İşte bu türkü beni yıkan türkü, içimi acıtan türkü...
Evlendik. Ama bir kaç gün sonra kocam ava gitti. Ben de heyecan içinde yemekler yapmaya başladım . En sevdiği yemeği yapmak için kollarımı sıvadım.
Erzincan çorbası; yoğurt, erişte , kıyma, ve et suyundan yapılır. Bu çorbayı çok sevdiğini söylemişti. Ama içemedi bile. Atın üzerinde ölüsü geldi. Avlanırken vurulmuş.
Taze gelin ben genç yaşta dul kalıvermiştim. Hemen beni ağabeyinle evlendirdiler. Yabancıya gitmeyim , ortada kalmayım diye.
-Ah babannem..anlatmıştın...
-Oğlum!

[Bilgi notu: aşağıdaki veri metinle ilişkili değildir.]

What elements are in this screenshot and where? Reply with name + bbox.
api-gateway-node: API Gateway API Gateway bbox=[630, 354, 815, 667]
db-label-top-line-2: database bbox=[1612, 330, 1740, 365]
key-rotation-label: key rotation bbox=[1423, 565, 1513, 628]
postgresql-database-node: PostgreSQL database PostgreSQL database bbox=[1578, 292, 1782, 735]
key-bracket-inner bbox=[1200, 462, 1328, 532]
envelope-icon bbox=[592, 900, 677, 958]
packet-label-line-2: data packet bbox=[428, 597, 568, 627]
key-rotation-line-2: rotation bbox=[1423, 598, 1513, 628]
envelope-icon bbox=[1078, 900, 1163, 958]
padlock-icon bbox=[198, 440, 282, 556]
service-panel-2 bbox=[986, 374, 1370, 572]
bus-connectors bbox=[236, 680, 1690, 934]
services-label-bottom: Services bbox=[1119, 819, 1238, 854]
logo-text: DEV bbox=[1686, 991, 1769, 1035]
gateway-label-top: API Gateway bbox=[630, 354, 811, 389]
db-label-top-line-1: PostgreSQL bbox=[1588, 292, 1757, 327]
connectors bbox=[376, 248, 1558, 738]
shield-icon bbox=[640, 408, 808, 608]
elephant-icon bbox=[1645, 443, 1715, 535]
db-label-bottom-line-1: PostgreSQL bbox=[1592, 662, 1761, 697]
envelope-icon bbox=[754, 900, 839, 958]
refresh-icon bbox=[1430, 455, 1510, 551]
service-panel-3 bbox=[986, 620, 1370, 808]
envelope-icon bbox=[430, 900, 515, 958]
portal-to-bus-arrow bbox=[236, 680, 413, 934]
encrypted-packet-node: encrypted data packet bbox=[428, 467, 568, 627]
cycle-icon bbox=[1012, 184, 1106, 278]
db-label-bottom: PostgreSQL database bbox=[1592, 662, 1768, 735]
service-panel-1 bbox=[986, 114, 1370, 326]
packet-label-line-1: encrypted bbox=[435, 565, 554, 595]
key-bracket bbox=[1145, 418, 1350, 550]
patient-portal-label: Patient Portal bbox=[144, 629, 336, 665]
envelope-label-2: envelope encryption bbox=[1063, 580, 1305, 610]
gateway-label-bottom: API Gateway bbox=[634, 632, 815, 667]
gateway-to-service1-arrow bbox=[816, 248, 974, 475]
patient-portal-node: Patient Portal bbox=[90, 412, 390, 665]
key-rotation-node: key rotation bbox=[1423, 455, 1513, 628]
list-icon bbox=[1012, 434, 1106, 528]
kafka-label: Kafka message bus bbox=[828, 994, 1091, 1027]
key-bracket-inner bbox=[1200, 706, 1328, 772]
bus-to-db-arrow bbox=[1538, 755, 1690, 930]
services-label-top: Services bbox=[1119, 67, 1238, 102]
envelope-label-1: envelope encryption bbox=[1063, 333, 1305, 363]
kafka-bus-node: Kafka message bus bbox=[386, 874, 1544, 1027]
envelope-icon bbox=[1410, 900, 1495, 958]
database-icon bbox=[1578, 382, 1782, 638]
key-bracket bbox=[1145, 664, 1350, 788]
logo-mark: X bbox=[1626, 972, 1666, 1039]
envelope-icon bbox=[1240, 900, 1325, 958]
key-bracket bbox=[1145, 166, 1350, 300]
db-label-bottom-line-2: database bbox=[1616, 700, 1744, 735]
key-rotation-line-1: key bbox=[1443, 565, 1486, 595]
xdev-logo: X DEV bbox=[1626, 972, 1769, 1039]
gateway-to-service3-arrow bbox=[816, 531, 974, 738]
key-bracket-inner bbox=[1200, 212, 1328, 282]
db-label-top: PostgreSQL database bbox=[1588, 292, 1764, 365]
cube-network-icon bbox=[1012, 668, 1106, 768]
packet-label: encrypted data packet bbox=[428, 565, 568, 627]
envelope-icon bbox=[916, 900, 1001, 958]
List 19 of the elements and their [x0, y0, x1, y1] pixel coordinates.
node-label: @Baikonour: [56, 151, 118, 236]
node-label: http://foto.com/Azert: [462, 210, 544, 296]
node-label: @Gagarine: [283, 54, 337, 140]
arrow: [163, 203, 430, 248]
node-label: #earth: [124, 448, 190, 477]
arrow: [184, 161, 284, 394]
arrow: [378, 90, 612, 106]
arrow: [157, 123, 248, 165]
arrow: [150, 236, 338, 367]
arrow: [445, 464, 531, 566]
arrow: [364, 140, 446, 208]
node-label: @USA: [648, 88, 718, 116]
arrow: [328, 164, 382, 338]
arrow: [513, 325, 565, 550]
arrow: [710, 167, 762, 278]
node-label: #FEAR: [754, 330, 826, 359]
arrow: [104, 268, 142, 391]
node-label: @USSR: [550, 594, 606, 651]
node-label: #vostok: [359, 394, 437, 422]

Kararları o zamanlar büyükler verirdi. Bizim konuşma hakkımız bile olmazdı.
Gözümün yaşı kurumadan evlendirildim.
Zifaf gecemizden bir hafta sonra deden sabah kalktı ve çok kötü bir rüya gördüğünü söyledi.
Sen bana namahremsin ! diyerek evi terketti. Beni boşadı. Çünkü rüyasında ölen ağabeyini görmüş ve ağabeyi sen benim doyamadığım karımla nasıl evlenirsin demiş....
Ama ben bu adamım çok beğenmiş ve ondan hoşlanmıştım.
Tabi ki bir haftalık beraberlikten sonra hamile olduğumu ilerleyen zamanda anladım. O dünya yakışıklısı babanı bu şartlarda dünyaya geldi..
Beni bu sefer başka birine verdiler. İstanbul’da bir camcı . Yakışıklı olmayan , sevimsiz biriyle. Hiç ama hiç sevemedim. Ama evlenmeye mecburdum . Üstelik hamileydim. Deden de hemen öğretmen bir bayanla evlendi. Fakat hiç mutlu olamadı hem de hiç...
Sen bunları hiç bilemezsin oğlum. Babanın düğününde hem ben ağladım hem o... İkimizde sevdamızı kalbimize gömdük.
İkimiz de çok mutsuz olduk. Babacığın ise iki arada kaldı. Bazen bana gelirdi. Bu arada ikisi kız bir erkek çoçuk sahibi oldum . Oğlumu çok mutsuz ettım. Farkına varmadan sanırım hatalar yaptım. Zaman geçtikçe bunu daha iyi anlıyorum.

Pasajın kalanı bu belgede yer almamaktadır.